If lateral stability is stronger than directional stability then the aircraft will roll away from the sideslip more than it yaws into it. If it then rolls beyond wings level it will sideslip in the opposite direction. The process will then be repeated, with the aircraft rapidly banking from side to side in the phenomenon of Dutch Roll.

Most commercial jet aircraft possess dihedral, sweepback and large fins. Sweepback and large fins both increase directional stability, whilst all three factors increase lateral stability. Such aircraft are generally prone to Dutch Roll which suggests that they possess a fair degree of positive spiral stability.
It doesn't quite work like that. The combination of roll, yaw and sideslip get intertwined to produce three mixed modes.

In fact one is a heavily damped mode almost entirely in yaw called "roll damping". If the aircraft is rolling and you put the ailerons neutral, it stops rolling (gradually). And that's about all there is to that one.

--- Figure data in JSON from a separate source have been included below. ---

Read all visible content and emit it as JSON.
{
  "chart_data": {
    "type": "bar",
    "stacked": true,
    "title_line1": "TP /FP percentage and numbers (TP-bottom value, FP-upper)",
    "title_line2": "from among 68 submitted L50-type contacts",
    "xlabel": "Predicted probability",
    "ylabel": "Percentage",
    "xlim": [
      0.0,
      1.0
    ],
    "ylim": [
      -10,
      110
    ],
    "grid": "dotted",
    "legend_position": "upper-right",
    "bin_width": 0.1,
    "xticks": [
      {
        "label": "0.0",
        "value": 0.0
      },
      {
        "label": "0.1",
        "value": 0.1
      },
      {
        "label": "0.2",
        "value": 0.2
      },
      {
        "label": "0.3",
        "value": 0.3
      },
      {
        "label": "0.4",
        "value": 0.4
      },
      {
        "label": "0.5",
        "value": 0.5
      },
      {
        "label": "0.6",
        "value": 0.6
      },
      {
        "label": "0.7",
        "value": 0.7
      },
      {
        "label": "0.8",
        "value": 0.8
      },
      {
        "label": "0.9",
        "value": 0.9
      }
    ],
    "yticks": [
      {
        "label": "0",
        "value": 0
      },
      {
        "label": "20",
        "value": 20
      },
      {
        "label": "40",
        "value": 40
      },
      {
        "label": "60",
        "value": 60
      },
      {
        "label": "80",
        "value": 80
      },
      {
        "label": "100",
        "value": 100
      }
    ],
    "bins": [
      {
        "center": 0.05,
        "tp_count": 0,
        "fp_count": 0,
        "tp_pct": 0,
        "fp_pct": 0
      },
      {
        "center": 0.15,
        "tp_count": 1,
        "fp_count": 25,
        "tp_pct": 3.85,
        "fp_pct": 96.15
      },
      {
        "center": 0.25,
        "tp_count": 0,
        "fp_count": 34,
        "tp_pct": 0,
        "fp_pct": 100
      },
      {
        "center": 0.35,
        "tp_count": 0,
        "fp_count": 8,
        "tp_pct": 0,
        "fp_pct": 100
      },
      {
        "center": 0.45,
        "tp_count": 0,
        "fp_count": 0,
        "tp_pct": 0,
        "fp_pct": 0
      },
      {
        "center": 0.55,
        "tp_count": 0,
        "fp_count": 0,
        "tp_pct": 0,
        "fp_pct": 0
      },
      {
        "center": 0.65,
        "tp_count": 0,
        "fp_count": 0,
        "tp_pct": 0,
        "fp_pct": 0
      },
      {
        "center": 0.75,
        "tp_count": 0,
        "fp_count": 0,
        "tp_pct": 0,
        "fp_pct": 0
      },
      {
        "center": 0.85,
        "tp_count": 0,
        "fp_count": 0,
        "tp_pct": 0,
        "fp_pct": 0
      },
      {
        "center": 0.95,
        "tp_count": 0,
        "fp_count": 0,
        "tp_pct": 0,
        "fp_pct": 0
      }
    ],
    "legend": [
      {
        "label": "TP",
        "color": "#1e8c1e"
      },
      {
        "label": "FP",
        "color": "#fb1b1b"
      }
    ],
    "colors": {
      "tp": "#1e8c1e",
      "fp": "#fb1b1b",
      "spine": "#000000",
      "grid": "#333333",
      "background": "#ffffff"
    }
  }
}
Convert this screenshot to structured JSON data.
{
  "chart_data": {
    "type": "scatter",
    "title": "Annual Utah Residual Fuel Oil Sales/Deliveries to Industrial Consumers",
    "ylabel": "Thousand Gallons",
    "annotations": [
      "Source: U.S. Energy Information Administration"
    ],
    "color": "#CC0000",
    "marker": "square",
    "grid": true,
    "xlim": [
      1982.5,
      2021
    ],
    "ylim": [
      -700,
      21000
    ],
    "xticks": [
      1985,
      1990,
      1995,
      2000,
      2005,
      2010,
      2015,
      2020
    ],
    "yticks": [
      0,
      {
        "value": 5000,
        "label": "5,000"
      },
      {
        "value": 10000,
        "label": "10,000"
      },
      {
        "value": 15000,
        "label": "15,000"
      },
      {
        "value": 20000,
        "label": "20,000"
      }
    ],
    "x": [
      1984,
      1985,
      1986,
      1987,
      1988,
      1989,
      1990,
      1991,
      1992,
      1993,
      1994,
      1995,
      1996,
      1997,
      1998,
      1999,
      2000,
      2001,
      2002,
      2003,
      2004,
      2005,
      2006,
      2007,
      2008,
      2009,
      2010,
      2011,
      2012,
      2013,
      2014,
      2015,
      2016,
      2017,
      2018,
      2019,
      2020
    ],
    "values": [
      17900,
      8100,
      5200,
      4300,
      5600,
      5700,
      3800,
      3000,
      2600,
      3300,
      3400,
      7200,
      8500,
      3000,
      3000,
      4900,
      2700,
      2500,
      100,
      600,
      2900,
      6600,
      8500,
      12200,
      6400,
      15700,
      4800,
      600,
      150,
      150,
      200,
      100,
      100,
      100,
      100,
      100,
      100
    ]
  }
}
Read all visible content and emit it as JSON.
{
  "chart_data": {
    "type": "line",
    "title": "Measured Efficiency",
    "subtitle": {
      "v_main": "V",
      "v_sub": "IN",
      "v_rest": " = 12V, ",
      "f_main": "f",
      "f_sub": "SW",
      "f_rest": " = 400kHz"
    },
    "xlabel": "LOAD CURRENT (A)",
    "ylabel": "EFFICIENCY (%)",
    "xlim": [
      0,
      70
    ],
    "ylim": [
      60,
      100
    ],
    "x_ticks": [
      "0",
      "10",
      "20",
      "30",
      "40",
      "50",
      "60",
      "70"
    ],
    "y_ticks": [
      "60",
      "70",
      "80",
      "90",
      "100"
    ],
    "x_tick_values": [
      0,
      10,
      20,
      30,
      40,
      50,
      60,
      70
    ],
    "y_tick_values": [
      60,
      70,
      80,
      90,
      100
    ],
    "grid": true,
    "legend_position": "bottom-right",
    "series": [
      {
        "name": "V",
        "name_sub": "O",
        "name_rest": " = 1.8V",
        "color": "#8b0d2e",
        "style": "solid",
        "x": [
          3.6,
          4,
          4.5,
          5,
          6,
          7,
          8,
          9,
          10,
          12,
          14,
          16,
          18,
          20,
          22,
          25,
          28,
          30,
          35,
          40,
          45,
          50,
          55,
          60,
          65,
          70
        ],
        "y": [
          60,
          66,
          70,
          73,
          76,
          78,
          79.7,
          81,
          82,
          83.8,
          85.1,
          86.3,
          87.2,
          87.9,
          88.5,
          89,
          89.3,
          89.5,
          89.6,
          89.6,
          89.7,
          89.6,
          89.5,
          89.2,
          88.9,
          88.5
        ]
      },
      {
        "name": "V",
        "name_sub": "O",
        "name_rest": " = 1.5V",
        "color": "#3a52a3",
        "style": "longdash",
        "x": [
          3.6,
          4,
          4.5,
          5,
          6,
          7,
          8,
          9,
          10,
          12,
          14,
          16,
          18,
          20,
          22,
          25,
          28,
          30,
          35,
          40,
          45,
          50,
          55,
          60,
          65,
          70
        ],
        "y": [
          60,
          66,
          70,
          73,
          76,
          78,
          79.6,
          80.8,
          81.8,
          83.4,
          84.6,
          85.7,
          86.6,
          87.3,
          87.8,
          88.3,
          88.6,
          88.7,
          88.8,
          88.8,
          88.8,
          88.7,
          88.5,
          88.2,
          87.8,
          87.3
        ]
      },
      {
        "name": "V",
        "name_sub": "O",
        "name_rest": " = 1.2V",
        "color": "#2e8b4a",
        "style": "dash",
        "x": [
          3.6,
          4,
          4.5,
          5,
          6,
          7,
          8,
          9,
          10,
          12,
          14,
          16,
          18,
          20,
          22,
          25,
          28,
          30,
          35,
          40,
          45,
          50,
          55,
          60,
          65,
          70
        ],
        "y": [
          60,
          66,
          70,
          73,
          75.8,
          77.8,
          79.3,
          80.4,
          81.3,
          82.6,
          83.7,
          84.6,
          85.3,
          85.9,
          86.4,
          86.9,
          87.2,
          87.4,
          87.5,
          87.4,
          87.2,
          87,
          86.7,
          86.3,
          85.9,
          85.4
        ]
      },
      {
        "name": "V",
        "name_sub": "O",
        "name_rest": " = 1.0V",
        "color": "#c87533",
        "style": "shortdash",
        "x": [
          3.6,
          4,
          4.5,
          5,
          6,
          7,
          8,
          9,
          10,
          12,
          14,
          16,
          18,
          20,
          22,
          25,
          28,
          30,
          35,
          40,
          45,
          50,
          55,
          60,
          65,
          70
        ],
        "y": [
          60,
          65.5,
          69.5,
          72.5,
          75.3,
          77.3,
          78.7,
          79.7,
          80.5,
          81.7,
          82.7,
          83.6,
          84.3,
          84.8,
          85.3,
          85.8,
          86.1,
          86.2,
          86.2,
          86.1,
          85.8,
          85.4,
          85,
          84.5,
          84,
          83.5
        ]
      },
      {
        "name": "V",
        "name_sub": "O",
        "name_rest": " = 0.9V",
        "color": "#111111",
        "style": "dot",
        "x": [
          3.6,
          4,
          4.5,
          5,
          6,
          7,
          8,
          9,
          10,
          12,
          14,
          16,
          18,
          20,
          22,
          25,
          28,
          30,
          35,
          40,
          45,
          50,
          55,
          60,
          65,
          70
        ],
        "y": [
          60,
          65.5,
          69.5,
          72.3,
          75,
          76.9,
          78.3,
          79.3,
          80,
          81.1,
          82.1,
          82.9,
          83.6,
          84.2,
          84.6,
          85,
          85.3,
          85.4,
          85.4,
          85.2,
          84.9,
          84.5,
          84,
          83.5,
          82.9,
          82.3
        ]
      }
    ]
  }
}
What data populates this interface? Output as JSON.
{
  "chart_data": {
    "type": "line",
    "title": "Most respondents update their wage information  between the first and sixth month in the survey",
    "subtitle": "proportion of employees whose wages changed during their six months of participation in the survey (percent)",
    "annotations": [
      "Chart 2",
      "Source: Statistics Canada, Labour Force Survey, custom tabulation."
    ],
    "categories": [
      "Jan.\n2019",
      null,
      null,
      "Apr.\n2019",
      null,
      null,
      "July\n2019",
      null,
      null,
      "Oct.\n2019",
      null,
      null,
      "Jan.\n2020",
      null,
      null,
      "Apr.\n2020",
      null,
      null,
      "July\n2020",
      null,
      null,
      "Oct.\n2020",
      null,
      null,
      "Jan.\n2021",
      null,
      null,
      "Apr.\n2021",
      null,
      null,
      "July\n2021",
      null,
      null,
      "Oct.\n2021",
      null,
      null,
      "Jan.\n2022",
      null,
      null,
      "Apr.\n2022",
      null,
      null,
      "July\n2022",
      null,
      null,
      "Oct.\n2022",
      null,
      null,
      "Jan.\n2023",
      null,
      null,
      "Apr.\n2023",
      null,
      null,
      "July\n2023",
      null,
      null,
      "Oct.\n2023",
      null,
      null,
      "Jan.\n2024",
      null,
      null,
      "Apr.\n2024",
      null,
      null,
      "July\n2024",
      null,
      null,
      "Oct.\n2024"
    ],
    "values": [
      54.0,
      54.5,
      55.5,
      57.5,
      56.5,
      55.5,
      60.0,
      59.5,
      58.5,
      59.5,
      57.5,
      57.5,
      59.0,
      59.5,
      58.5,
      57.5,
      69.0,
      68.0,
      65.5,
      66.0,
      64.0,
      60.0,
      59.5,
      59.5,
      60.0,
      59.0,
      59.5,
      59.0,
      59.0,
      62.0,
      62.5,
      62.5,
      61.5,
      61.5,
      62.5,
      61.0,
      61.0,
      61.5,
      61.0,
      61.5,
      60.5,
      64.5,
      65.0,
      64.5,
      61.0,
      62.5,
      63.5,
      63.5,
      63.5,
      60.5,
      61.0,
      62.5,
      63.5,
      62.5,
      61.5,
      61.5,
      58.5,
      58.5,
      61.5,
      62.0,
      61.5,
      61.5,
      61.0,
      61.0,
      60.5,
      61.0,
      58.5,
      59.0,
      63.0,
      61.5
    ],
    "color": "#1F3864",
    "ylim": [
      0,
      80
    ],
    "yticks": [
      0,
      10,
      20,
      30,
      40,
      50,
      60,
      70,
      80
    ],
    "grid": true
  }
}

Another is the "Dutch roll mode. That is typically stable but underdamped, so if you induce a Dutch roll the aircraft tends to wallow in the mode for a few oscillations which then disappear. I presume unstable Dutch roll modes are a Bad Thing, as it requires an interesting combination of feet and hands to get the aircraft back to neutral. Perhaps JF has played with them in that Bassett they had rigged up for stability demos at the ETPS?

The last is the "spiral" mode, which is usually unstable as the name implies (otherwise you'd call it the "wing rock mode" wouldn't you? ). The instability means that with no control input bank gradually increases into a spiral dive. I think that it's possible to make an aircraft stable in this mode in principle, but you pay a high price in terms of handling quality, and it generally causes more trouble than it's worth.

The tendency to Dutch roll does not necessarily imply a positive stability in the spiral mode, or vice versa.